How I Created a Semantic Cache Library for AI
Originally published on Dev.to on October 27, 2025.
Read the Dev.to version

Have you ever wondered why LLM apps get slower and more expensive as they scale, even though 80% of user questions sound pretty similar? That’s exactly what got me thinking recently: why are we constantly asking the model the same thing?
That question led me down the rabbit hole of semantic caching, and eventually to building VCAL (Vector Cache-as-a-Library), an open-source project that helps AI apps remember what they’ve already answered.
The “Eureka!” Moment
It started while optimizing an internal support chatbot that ran on top of a local LLM. Logs showed hundreds of near-identical queries:
“How do I request access to the analytics dashboard?”
“Who approves dashboard access for my team?”
“My access to analytics was revoked — how do I get it back?”

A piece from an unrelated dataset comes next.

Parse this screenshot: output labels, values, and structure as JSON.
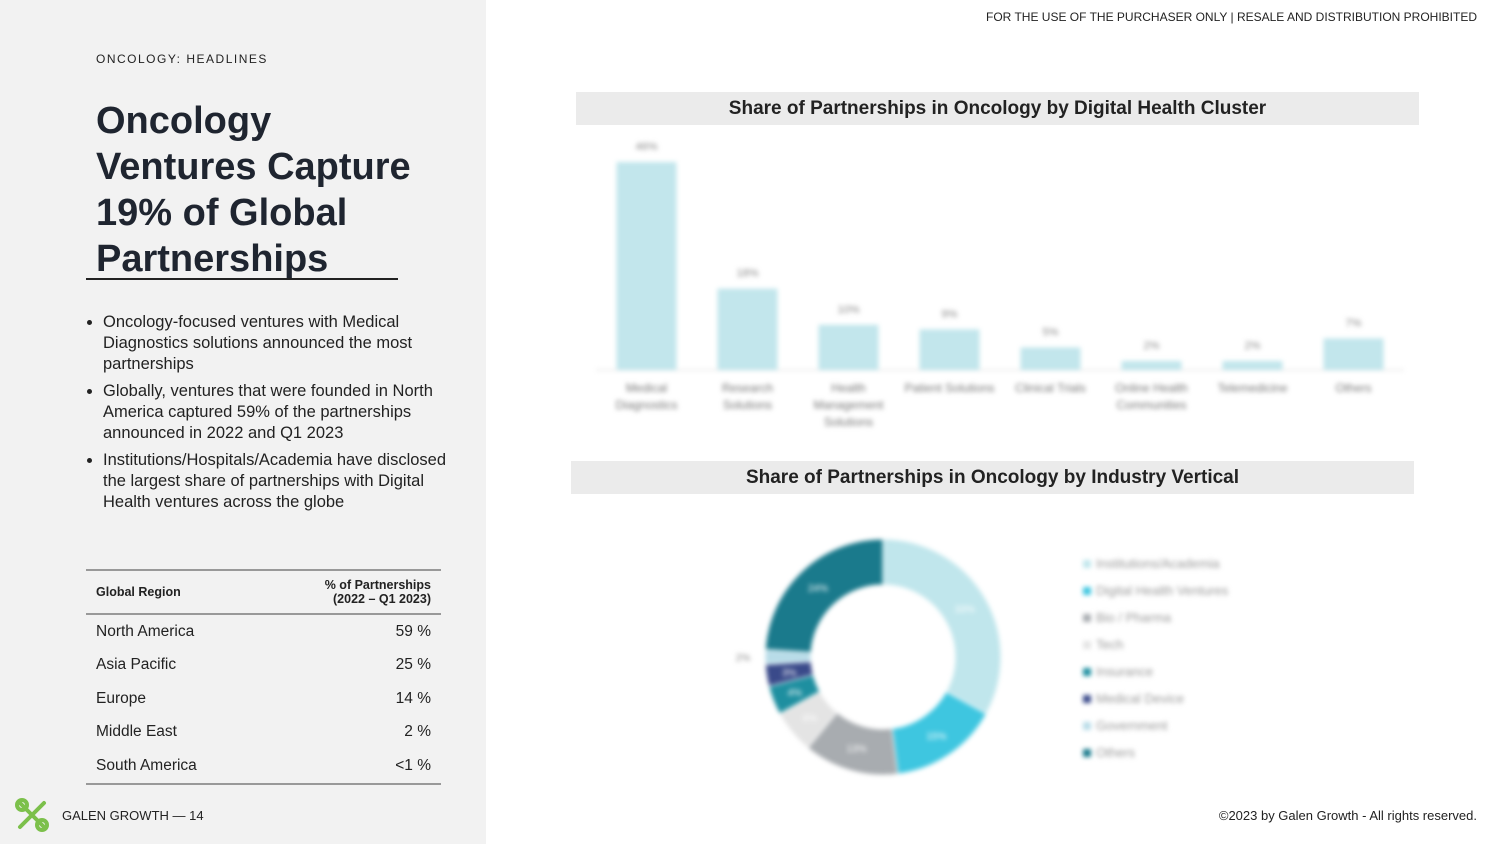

Each one triggered a full LLM inference: embedding the query, generating a new answer, and consuming hundreds of tokens even though all three questions meant the same thing.
So I decided to create a simple library that would embed each question, compare it to what was submitted earlier, and if it’s similar enough, return the stored answer instead of generating an LLM response, all this before asking the model.
I wrote a prototype in Rust — for performance and reliability — and designed it as a small vcal-core open-source library that any app could embed.
The first version of VCAL could:
- Store and search vector embeddings in RAM using HNSW graph indexing
- Handle TTL and LRU evictions automatically
- Save snapshots to disk so it could restart fast
Later came VCAL Server, a drop-in HTTP API version for teams that wanted to cache answers across multiple services while deploying it on-prem or in a cloud.